賃貸アパート大手のレオパレス21が経営危機に瀕しているニュースが話題になっています。

5月10日に発表した2019年3月期決算は、補修工事費用の拡大で686億円もの巨額最終赤字に陥り経営の先行きが懸念されています。

686億円の赤字はリーマンショック後の2010年3月期に計上した790億円の赤字に次ぐ水準で、2015年3月期以来の無配当になったようですが、それまで配当を続けていた企業努力?!もスゴイと思まいます。

レオパレスは昨年5月、自社が手がけた賃貸アパートで建築基準法違反が発覚して以降、施工不良問題などで経営陣の責任が問われています。

こうした状況の中で、レオパレスの株価は5月10日の終値222円から5月27日の高値438円まで約2倍に上昇しました。

何でなんでしょうか?

旧村上ファンド系のレノが買い増し

株価上昇のきっかけとなったのは、投資会社レノ(東京都渋谷区)の「買い」のようです。

レノは旧村上ファンドの関係会社であり、「モノ言う株主(アクティビスト)」として有名です。

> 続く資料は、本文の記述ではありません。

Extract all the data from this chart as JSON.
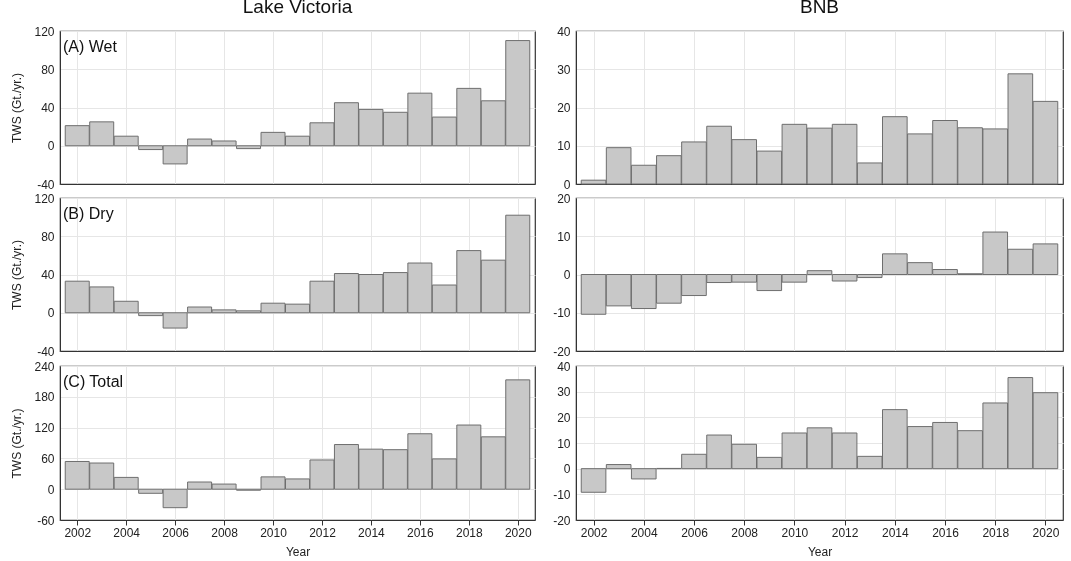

そのレノが5月14日に大量保有報告書を提出し、レオパレス株を買い集めていた事実が明らかになりました。

レノの投資対象となった企業

  • ダイナシティ
  • フレッグインターナショナル
  • ジョイント・コーポレーション
  • JVCケンウッド
  • アコーディア・ゴルフ
  • フェイス
  • ヨロズ
  • SBIホールディングス
  • MCJ
  • セブンシーズホールディングス
  • 黒田電気
  • イノテック
  • 新明和工業
    (wikiより抜粋)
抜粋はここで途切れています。